Uma análise de satélite feita pela BBC Verify já havia esclarecido outro aspecto dos problemas de saneamento, mostrando que metade dos locais de tratamento de água e esgoto de Gaza foram danificados ou destruídos desde que Israel iniciou sua ação militar contra o Hamas.
“Você vê enormes poças de lodo cinza-marrom ao redor das quais as pessoas estão vivendo porque não têm escolha, e você vê grandes pilhas de lixo. Ou isso é deixado do lado de fora das casas das pessoas ou, em alguns lugares, as pessoas foram forçadas a se mudar para perto dos aterros temporários que foram instalados”, diz o Sr. Rose.
“As pessoas estão literalmente vivendo no meio do lixo.”
O deslocamento em massa de pessoas sobrecarregou as autoridades locais, muitas vezes lidando com instalações danificadas por causa do bombardeio israelense em andamento. Elas reclamam da falta de pessoal, equipamento e caminhões de lixo, bem como de combustível para operá-los.
No município de Khan Younis, um funcionário, Omar Matar, lamenta as condições terríveis enfrentadas por aqueles que agora vivem perto da Universidade de al-Aqsa.
“Esses despejos aleatórios não atendem aos padrões de saúde e ambientais. Eles não impedem a propagação de odores, insetos e roedores”, ele diz.
“Eles foram criados anteriormente como uma medida de emergência por causa do fechamento do aterro sanitário de Sofa [em al-Fukhari], até que uma solução seja encontrada com instituições internacionais para transportar os resíduos para lá”, explica.
Um porta-voz do órgão militar israelense, Cogat, me disse que estava analisando diversas soluções diferentes para o problema do lixo em Gaza.
O campus da universidade de al-Aqsa, em Gaza, foi transformado em um aterro sanitário temporário em Khan Younis
O Programa de Desenvolvimento da ONU diz que recentemente esteve envolvido na coleta de 47.000 toneladas de lixo do centro e sul de Gaza e que distribuiu 80.000 litros de combustível para o esforço de limpeza. Mas muito mais precisa ser feito.

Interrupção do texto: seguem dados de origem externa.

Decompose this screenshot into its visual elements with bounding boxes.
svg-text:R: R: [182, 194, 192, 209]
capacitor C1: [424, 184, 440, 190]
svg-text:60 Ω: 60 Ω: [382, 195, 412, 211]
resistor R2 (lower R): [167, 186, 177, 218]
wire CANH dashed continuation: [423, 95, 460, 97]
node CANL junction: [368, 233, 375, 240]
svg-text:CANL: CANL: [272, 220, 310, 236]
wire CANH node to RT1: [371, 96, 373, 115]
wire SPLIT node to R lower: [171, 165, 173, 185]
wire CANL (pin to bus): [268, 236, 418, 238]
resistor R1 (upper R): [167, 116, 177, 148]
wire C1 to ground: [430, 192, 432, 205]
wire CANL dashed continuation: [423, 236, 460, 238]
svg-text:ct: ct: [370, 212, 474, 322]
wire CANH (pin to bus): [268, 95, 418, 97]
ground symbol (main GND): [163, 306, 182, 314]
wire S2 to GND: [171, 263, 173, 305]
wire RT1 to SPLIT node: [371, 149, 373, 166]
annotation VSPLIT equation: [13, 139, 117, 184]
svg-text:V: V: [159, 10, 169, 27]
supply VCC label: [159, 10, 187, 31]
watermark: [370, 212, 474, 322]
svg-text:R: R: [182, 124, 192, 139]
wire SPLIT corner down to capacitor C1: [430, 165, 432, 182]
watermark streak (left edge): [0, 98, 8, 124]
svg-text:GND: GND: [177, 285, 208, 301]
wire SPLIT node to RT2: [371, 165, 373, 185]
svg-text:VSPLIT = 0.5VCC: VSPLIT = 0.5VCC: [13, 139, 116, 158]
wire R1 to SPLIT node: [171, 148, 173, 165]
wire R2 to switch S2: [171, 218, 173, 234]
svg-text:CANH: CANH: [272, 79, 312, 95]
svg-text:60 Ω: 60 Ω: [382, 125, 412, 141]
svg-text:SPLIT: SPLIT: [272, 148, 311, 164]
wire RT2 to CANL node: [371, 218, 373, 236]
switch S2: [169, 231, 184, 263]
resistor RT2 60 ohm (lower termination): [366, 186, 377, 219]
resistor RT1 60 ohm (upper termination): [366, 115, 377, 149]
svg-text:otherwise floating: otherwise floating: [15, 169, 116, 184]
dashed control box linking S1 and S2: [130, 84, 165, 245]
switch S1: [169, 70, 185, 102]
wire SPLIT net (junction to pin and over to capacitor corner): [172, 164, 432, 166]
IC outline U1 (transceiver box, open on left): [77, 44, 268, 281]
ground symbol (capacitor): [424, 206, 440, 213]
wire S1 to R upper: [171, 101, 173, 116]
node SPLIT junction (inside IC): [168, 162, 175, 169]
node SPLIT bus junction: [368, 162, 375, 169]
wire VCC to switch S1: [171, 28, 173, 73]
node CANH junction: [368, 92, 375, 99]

Agora que as temperaturas do verão estão subindo, há novos alertas de agências de ajuda humanitária sobre os riscos à saúde representados por tanto lixo.
No entanto, o desespero leva muitos moradores de Gaza a correr riscos extras: procurar algo para comer, usar ou vender.

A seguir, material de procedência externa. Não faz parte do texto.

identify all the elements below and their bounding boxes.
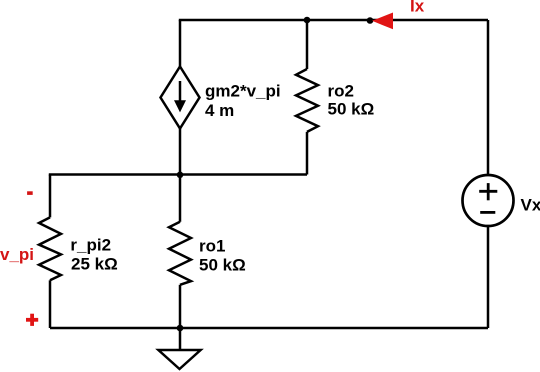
svg-text:gm2*v_pi: gm2*v_pi bbox=[205, 82, 281, 101]
svg-text:25 kΩ: 25 kΩ bbox=[71, 254, 118, 273]
svg-text:r_pi2: r_pi2 bbox=[70, 236, 111, 255]
svg-text:4 m: 4 m bbox=[205, 101, 234, 120]
svg-text:Vx: Vx bbox=[521, 195, 540, 214]
svg-text:ro1: ro1 bbox=[199, 236, 225, 255]
svg-text:Ix: Ix bbox=[410, 0, 425, 16]
svg-text:v_pi: v_pi bbox=[0, 245, 34, 264]
svg-text:ro2: ro2 bbox=[328, 82, 354, 101]
svg-text:50 kΩ: 50 kΩ bbox=[199, 255, 246, 274]
svg-text:50 kΩ: 50 kΩ bbox=[328, 100, 375, 119]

“Nós nos acostumamos com o cheiro. Todos os dias viemos aqui juntos para procurar caixas de papelão e outras coisas que podemos queimar para fazer fogueiras”, diz Mohammed, um dos garotos de um grupo que vasculha um depósito de lixo perto de Deir al-Balah, pois ele está cheio de resíduos de embalagens de ajuda e esforços rudimentares para limpar locais atingidos por ataques aéreos israelenses.

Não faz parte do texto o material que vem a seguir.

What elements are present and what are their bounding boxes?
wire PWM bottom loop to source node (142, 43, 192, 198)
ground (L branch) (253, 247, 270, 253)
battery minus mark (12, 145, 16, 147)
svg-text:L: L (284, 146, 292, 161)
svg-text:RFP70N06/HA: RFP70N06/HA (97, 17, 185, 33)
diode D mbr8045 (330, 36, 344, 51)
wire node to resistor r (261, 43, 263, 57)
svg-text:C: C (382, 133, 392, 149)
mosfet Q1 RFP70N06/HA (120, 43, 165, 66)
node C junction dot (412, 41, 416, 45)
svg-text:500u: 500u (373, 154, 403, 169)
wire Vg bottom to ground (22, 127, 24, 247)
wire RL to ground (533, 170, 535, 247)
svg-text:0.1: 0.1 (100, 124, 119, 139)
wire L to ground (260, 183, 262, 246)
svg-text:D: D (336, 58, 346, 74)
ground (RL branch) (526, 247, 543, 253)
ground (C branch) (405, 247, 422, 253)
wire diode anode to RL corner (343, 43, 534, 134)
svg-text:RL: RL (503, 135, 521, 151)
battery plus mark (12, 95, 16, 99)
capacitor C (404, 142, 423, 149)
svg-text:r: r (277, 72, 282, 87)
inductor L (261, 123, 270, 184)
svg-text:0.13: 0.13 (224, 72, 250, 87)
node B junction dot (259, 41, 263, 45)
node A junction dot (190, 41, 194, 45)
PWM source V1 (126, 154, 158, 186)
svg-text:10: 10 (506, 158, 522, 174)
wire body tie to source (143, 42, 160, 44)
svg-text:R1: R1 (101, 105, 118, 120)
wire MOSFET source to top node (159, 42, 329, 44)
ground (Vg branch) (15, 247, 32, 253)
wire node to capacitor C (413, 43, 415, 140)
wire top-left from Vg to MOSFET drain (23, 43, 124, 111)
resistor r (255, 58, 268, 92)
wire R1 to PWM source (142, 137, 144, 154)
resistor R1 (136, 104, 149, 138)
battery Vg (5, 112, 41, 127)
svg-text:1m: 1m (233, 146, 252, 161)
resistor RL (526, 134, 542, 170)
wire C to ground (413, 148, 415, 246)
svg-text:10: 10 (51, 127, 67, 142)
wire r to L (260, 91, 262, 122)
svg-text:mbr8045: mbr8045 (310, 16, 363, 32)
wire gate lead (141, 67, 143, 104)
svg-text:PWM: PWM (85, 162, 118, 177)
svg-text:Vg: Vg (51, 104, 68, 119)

Mazad Abu Mila, um homem deslocado de Beit Lahia, diz que está procurando sucata que possa usar para construir uma fornalha.
“Deixamos todo o nosso dinheiro para trás, nossas lojas, nossos carros, nosso gado, nossas casas. Tudo foi deixado. Esta é a coisa mais perigosa para a nossa saúde. Eu nunca teria ido a um depósito de lixo antes, mas agora, todo mundo está vindo para cá.”